Lymphedema should not be confused with edema arising from venous insufficiency, which is caused by compromise of the venous drainage rather than lymphatic drainage. However, untreated venous insufficiency can progress into a combined venous/lymphatic disorder.
While there is no cure, treatment may improve outcomes. This commonly include compression therapy, good skin care, exercise, and manual lymphatic drainage (MLD), which together is known as combined decongestive therapy. MLD is most effective in mild to moderate disease. In breast cancer-related lymphedema, MLD is safe and may offer added benefit to compression bandages for reducing swelling. Most people with lymphedema can be medically managed with conservative treatment. Diuretics are not useful. Surgery is generally only used in those who are not improved with other measures.
Once a person is diagnosed with lymphedema, compression becomes imperative in the management of the condition. Garments are often intended to be worn all day, but may be taken off for sleeping unless otherwise prescribed. Elastic compression garments are worn on the affected limb following complete decongestive therapy to maintain edema reduction. Inelastic garments provide containment and reduction. Available styles, options, and prices vary widely. A professional garment fitter or certified lymphedema therapist can help determine the best option for the patient.
Compression bandaging, also called wrapping, is the application of layers of padding and short-stretch bandages to the involved areas. Short-stretch bandages are preferred over long-stretch bandages (such as those normally used to treat sprains), as the long-stretch bandages cannot produce the proper therapeutic tension necessary to safely reduce lymphedema and may in fact end up producing a tourniquet effect. During activity, whether exercise or daily activities, the short-stretch bandages enhance the pumping action of the lymph vessels by providing increased resistance. This encourages lymphatic flow and helps to soften fluid-swollen areas.
Intermittent pneumatic compression therapy
Intermittent pneumatic compression therapy (IPC) utilizes a multi-chambered pneumatic sleeve with overlapping cells to promote movement of lymph fluid. Pump therapy should be used in addition to other treatments such as compression bandaging and manual lymph drainage. Pump therapy has been used a lot in the past to help with controlling lymphedema. In some cases, pump therapy helps soften fibrotic tissue and therefore potentially enable more efficient lymphatic drainage. However, reports link pump therapy to increased incidence of edema proximal to the affected limb, such as genital edema arising after pump therapy in the lower limb. IPC should be used in combination with complete decongestive therapy.

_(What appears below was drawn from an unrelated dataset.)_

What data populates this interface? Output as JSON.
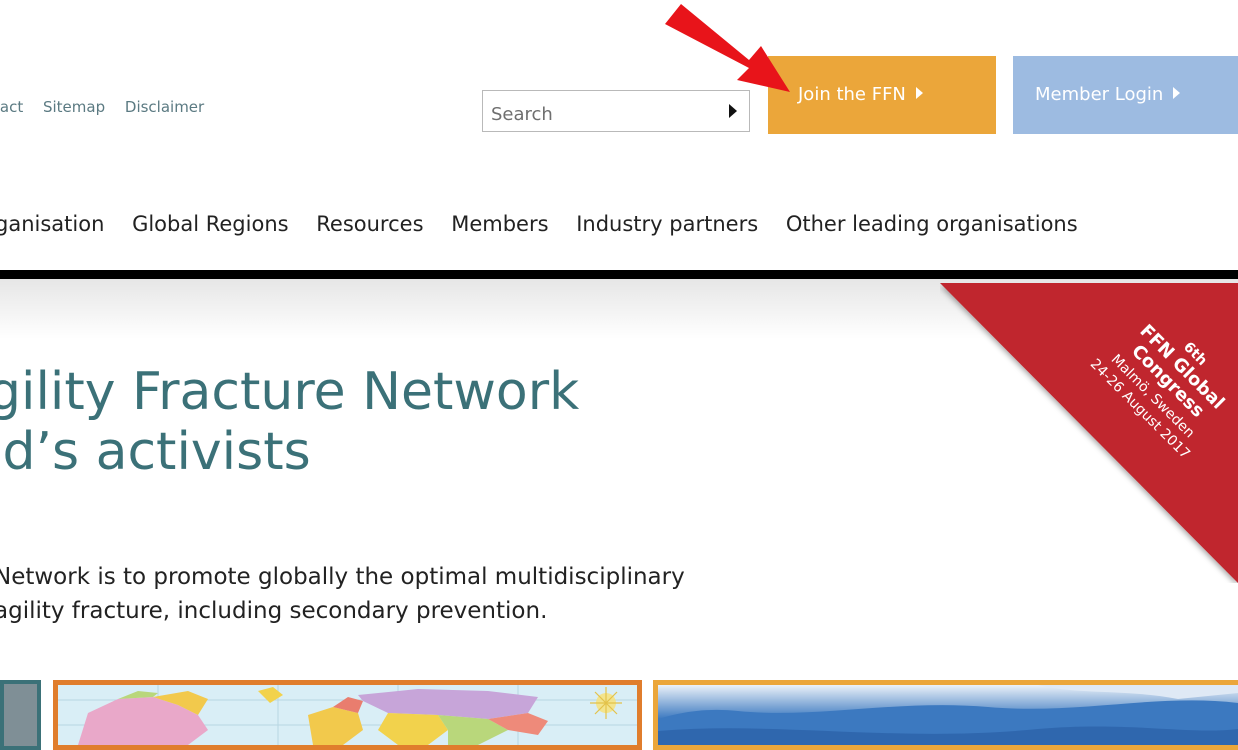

In those with lymphedema or at risk of developing lymphedema, following breast cancer treatment, resistance training did not increase swelling and decreases in some, in addition to other potential beneficial effects on cardiovascular health. Moreover, resistance training and other forms of exercise were not associated with an increased risk of developing lymphedema in people who previously received breast cancer-related treatment. Compression garments should be worn during exercise (with the possible exception of swimming).
While a number of surgical methods have been tried, many have been shown not to be effective. In very severe disease two methods may be tried: removal of excess tissue and reconstruction of the lymphatic tissue.

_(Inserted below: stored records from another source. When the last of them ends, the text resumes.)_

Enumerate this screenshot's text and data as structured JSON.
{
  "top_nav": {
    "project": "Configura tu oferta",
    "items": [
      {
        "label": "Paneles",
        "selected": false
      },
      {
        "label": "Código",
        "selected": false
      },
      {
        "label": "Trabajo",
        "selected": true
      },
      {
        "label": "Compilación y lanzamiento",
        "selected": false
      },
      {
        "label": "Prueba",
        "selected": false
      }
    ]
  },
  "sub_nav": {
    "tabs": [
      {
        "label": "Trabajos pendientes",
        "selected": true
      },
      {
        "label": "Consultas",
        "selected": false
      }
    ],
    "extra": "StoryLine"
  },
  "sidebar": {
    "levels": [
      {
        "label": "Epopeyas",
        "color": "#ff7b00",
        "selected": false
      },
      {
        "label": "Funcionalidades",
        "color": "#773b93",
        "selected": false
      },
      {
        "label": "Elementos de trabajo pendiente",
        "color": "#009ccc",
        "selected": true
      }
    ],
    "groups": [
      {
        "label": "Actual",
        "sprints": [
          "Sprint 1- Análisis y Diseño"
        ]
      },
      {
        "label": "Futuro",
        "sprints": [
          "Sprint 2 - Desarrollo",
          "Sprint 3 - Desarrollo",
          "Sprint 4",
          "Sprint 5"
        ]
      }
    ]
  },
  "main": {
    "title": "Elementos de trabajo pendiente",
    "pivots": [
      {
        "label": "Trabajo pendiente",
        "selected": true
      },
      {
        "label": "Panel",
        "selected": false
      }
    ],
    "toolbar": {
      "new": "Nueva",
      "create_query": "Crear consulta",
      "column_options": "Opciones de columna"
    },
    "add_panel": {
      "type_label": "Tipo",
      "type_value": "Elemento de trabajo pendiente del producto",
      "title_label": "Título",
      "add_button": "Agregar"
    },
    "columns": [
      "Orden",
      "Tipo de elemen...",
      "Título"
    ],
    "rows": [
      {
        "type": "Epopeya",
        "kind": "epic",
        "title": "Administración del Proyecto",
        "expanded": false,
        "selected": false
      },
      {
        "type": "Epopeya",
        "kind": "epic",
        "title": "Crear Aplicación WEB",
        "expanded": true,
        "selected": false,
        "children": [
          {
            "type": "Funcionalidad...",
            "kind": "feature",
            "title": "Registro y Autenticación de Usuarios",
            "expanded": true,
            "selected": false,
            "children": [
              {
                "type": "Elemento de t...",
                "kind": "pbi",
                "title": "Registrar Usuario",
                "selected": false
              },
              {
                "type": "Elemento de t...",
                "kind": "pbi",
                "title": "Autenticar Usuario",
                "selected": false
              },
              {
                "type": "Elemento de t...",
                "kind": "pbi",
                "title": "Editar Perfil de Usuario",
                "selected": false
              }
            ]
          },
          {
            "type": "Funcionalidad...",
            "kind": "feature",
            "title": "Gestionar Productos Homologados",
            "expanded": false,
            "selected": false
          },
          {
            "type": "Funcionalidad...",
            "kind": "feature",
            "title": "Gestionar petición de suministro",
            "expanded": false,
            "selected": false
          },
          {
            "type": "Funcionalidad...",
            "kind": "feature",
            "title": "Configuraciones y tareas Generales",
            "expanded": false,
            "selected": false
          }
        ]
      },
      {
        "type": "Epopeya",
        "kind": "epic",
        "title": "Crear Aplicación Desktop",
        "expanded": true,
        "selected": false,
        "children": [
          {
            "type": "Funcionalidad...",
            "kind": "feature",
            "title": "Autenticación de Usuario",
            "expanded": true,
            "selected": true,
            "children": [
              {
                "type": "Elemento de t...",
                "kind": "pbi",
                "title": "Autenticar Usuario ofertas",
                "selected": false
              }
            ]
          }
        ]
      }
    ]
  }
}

Suction assisted lipectomy (SAL), also known as liposuction for lymphedema, may help improve chronic non pitting edema if present. The procedure removes fat and protein and is done along with continued compression therapy.

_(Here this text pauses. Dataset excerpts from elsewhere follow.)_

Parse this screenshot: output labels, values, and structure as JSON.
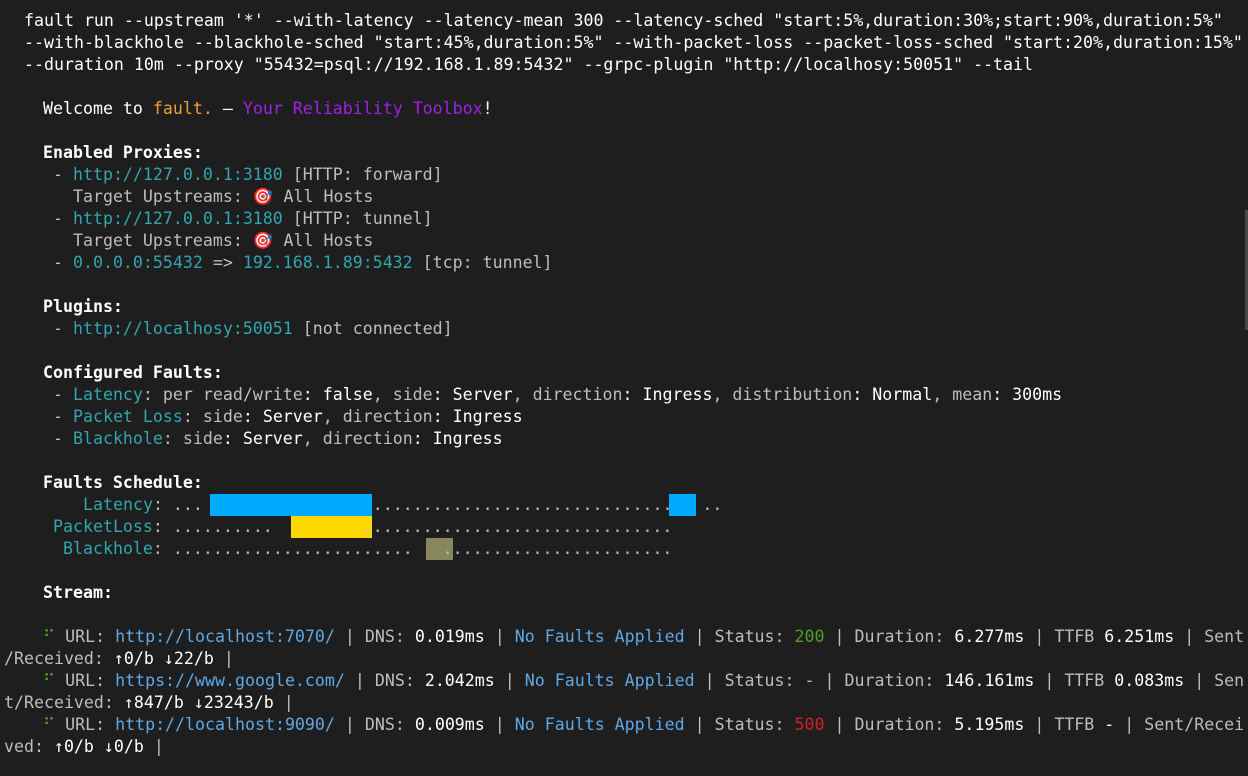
{
  "command": {
    "line1": "fault run --upstream '*' --with-latency --latency-mean 300 --latency-sched \"start:5%,duration:30%;start:90%,duration:5%\"",
    "line2": "--with-blackhole --blackhole-sched \"start:45%,duration:5%\" --with-packet-loss --packet-loss-sched \"start:20%,duration:15%\"",
    "line3": "--duration 10m --proxy \"55432=psql://192.168.1.89:5432\" --grpc-plugin \"http://localhosy:50051\" --tail"
  },
  "welcome": {
    "prefix": "Welcome to ",
    "brand": "fault.",
    "dash": " — ",
    "tagline_a": "Your Reliability ",
    "tagline_b": "Toolbox",
    "suffix": "!"
  },
  "proxies": {
    "heading": "Enabled Proxies:",
    "items": [
      {
        "addr": "http://127.0.0.1:3180",
        "mode": " [HTTP: forward]",
        "target_label": "Target Upstreams: ",
        "target_icon": "🎯",
        "target_value": " All Hosts"
      },
      {
        "addr": "http://127.0.0.1:3180",
        "mode": " [HTTP: tunnel]",
        "target_label": "Target Upstreams: ",
        "target_icon": "🎯",
        "target_value": " All Hosts"
      }
    ],
    "tcp": {
      "from": "0.0.0.0:55432",
      "arrow": " => ",
      "to": "192.168.1.89:5432",
      "mode": " [tcp: tunnel]"
    }
  },
  "plugins": {
    "heading": "Plugins:",
    "items": [
      {
        "addr": "http://localhosy:50051",
        "status": " [not connected]"
      }
    ]
  },
  "faults": {
    "heading": "Configured Faults:",
    "latency": {
      "name": "Latency",
      "k1": ": per read/write",
      "v1": ": false",
      "k2": ", side",
      "v2": ": Server",
      "k3": ", direction",
      "v3": ": Ingress",
      "k4": ", distribution",
      "v4": ": Normal",
      "k5": ", mean",
      "v5": ": 300ms"
    },
    "packet_loss": {
      "name": "Packet Loss",
      "k1": ": side",
      "v1": ": Server",
      "k2": ", direction",
      "v2": ": Ingress"
    },
    "blackhole": {
      "name": "Blackhole",
      "k1": ": side",
      "v1": ": Server",
      "k2": ", direction",
      "v2": ": Ingress"
    }
  },
  "schedule": {
    "heading": "Faults Schedule:",
    "latency_label": "Latency",
    "packetloss_label": "PacketLoss",
    "blackhole_label": "Blackhole",
    "colon": ":",
    "latency_dots": " ...                 ..............................   ..",
    "packetloss_dots": " ..........         ...............................",
    "blackhole_dots": " ........................   .......................",
    "colors": {
      "latency": "#00aaff",
      "packetloss": "#ffd700",
      "blackhole": "#87875f"
    },
    "windows": {
      "latency": [
        {
          "start": 0.05,
          "duration": 0.3
        },
        {
          "start": 0.9,
          "duration": 0.05
        }
      ],
      "packetloss": [
        {
          "start": 0.2,
          "duration": 0.15
        }
      ],
      "blackhole": [
        {
          "start": 0.45,
          "duration": 0.05
        }
      ]
    }
  },
  "stream": {
    "heading": "Stream:",
    "spinner": "⠋",
    "url_label": " URL: ",
    "sep": " | ",
    "dns_label": "DNS: ",
    "no_faults": "No Faults Applied",
    "status_label": "Status: ",
    "duration_label": "Duration: ",
    "ttfb_label": "TTFB ",
    "rows": [
      {
        "url": "http://localhost:7070/",
        "dns": "0.019ms",
        "status": "200",
        "duration": "6.277ms",
        "ttfb": "6.251ms",
        "tail_a": " | Sent",
        "wrap_label": "/Received: ",
        "sent": "↑0/b",
        "recv": "↓22/b",
        "end": " |"
      },
      {
        "url": "https://www.google.com/",
        "dns": "2.042ms",
        "status": "-",
        "duration": "146.161ms",
        "ttfb": "0.083ms",
        "tail_a": " | Sen",
        "wrap_label": "t/Received: ",
        "sent": "↑847/b",
        "recv": "↓23243/b",
        "end": " |"
      },
      {
        "url": "http://localhost:9090/",
        "dns": "0.009ms",
        "status": "500",
        "duration": "5.195ms",
        "ttfb": "-",
        "tail_a": " | Sent/Recei",
        "wrap_label": "ved: ",
        "sent": "↑0/b",
        "recv": "↓0/b",
        "end": " |"
      }
    ]
  }
}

Vascularized lymph node transfers (VLNT) and lymphovenous bypass are supported by tentative evidence as of 2017 but is associated with a number of complications.
According to the US National Cancer Institute, LLLT may be effective in reducing lymphedema in some women. Two cycles of laser treatment were found to be reduce the volume of the affected arm in approximately one-third of people with postmastectomy lymphedema at 3 months post-treatment.
Lymphedema affects approximately 200 million people worldwide.